Na verdade, viajar de avião é, no mínimo, um ato de alta diplomacia. Desde o exercício da paciência para inúmeras esperas até a arte do convívio no curto espaço fechado, com agrupamento de vidas e interesses variados. No trânsito, no trabalho, em vários outros ambientes, é possível irritar-se, xingar, reclamar e sair. No avião, o choro da criança que não se cala ou a irritação daquele que detesta o choro hão de ser harmonizados por, no mínimo, alguns minutos. Não dá para pular da janela.

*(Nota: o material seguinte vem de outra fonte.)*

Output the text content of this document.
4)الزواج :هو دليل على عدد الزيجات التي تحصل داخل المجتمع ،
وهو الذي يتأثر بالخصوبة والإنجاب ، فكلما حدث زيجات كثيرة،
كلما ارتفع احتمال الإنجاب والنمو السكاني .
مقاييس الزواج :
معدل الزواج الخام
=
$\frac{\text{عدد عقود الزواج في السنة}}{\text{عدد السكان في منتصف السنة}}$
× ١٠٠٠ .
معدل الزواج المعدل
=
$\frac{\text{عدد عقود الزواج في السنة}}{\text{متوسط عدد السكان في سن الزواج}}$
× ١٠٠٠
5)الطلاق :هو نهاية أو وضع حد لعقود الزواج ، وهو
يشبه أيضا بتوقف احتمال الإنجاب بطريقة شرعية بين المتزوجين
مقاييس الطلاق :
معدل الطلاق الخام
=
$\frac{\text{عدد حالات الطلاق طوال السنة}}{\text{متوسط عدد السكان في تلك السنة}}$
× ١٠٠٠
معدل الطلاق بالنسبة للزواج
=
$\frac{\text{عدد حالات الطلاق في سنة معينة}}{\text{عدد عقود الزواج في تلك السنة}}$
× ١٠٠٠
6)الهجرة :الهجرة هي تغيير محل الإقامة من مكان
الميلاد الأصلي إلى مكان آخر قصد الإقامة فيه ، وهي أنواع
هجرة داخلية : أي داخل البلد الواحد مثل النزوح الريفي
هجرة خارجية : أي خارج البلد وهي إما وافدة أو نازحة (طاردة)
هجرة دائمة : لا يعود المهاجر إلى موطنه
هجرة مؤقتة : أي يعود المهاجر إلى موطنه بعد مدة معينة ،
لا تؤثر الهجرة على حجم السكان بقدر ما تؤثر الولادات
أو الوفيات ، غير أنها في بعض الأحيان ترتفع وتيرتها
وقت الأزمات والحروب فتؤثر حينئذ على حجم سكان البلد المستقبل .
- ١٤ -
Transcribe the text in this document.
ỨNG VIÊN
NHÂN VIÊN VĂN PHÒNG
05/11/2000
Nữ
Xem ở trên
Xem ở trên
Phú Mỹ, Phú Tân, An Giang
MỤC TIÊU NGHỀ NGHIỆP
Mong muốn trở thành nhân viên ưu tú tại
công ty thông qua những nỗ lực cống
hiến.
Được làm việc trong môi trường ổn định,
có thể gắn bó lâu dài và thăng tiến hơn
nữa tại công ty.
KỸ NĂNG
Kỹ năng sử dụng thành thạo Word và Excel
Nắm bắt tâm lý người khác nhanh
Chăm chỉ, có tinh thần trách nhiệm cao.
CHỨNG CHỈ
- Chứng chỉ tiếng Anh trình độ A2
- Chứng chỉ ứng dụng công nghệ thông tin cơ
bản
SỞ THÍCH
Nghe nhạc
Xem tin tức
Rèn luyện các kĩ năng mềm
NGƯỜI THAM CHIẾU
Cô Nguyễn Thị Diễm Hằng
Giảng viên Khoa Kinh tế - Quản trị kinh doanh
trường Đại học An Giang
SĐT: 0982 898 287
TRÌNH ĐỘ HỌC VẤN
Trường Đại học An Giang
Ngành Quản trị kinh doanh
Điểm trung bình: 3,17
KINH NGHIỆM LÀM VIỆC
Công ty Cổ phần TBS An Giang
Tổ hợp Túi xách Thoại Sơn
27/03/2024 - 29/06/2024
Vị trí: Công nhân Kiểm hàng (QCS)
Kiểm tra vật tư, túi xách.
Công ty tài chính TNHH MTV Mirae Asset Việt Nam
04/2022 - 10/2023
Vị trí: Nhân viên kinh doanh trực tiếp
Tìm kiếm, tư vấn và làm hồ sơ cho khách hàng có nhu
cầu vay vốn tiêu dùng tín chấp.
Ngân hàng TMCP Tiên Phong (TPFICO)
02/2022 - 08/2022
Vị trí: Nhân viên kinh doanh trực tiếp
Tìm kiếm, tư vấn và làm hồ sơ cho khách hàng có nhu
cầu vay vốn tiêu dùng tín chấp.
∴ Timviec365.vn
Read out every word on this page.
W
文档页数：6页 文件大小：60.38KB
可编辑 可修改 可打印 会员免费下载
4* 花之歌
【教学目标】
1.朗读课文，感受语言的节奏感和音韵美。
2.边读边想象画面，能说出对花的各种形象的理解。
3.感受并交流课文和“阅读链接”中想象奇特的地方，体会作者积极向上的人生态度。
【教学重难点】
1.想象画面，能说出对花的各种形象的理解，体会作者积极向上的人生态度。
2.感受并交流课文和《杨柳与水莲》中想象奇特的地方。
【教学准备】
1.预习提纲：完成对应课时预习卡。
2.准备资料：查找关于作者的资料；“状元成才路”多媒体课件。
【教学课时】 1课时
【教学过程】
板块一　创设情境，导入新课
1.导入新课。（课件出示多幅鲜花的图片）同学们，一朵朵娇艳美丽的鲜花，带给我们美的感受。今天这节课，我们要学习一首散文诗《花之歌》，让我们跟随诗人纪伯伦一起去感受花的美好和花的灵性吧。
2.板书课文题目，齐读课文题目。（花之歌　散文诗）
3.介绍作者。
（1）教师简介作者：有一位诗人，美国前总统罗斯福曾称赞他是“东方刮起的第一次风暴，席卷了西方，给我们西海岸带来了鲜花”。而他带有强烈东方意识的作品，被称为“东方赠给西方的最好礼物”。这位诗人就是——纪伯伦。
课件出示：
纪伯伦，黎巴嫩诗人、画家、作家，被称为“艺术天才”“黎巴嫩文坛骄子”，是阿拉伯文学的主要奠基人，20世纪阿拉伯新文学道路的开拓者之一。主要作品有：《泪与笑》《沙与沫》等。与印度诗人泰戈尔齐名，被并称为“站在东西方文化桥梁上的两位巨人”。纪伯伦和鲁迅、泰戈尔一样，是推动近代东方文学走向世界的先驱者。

Na fileira de cadeiras, no aperto, muitas vezes um completo estranho como companhia. São muitas as opções: silenciar, conversar... num discernimento delicadíssimo. Realmente, quando se quer silêncio, ou concentração, poucas coisas podem ser tão agressivas quanto conversar. Chatíssimo! Ou, dependendo da conversa, interessantíssimo! Seja como for, longe da possibilidade de mudar de ambiente, aprendemos a resolver o que for, na integridade de cada instante. Assim, mesmo as situações mais embaraçosas podem ser...
Outro dia, vivi uma experiência única. O avião havia parado, quando ocorreu um evento fora do comum. Estavam já todos de pé, retirando suas bagagens, sem que a porta tivesse aberto ainda. De repente, de uma forma inicialmente inexplicável, as pessoas começaram a se afastar do corredor, imprensando-se desesperadamente contra os assentos dos quais já tinham saído. À medida em que essa onda de comportamento foi se aproximando mais do meu assento, pude entender. Uma mulher caminhava do fundo, com a tonalidade da pele quase esverdeada, dizendo de forma meio inaudível: - Acho que vou vomitar.
Hoje, pensando bem, não entendo, porque ela não permaneceu em seu lugar e usou o saquinho. Talvez já tivesse levantado de sua poltrona, quando o mal-estar veio de forma mais grave. O certo é que pedia para afastarem, na tentativa de chegar ao banheiro. Quando eu a vi, pensei: E agora, se ela vomitar em cima de mim? Ao que parece, os outros passageiros pensaram o mesmo, e começaram a tentar voltar para seus assentos, com as malas já retiradas do compartimento acima. No tumulto, ficava mais difícil... quase uma aventura. Uma senhora que estava próximo a mim disse: Vem pra cá. E me enfiei na fileira dela. Na hora, alguém disse: Vou sair pra jantar agora, não posso me melar! E os passageiros que estavam a seu lado, ajudaram-na também a recuar do meio. Finalmente, a mulher chegou ao banheiro e todos respiraram aliviados, com um sorriso no rosto. Naquele curto instante, apesar da diversidade anônima, formou-se um cômico elo de solidariedade.
Pode-se dizer muito de ruim sobre andar de avião, até esse evento pode ser considerado desagradável, mas sempre que me recordo, fico rindo sozinha, lembrando da cara de desespero das pessoas, por algo simples, e da forma como tentavam ajudar os desconhecidos companheiros a se salvar, tal qual se tratasse da mais perigosa tragédia.
Enquanto as portas do avião não se abrem, trata-se de um sistema fechado em que o que for, há de ser resolvido ali, verdadeira arte do convívio e da tolerância, aprendizado de vida.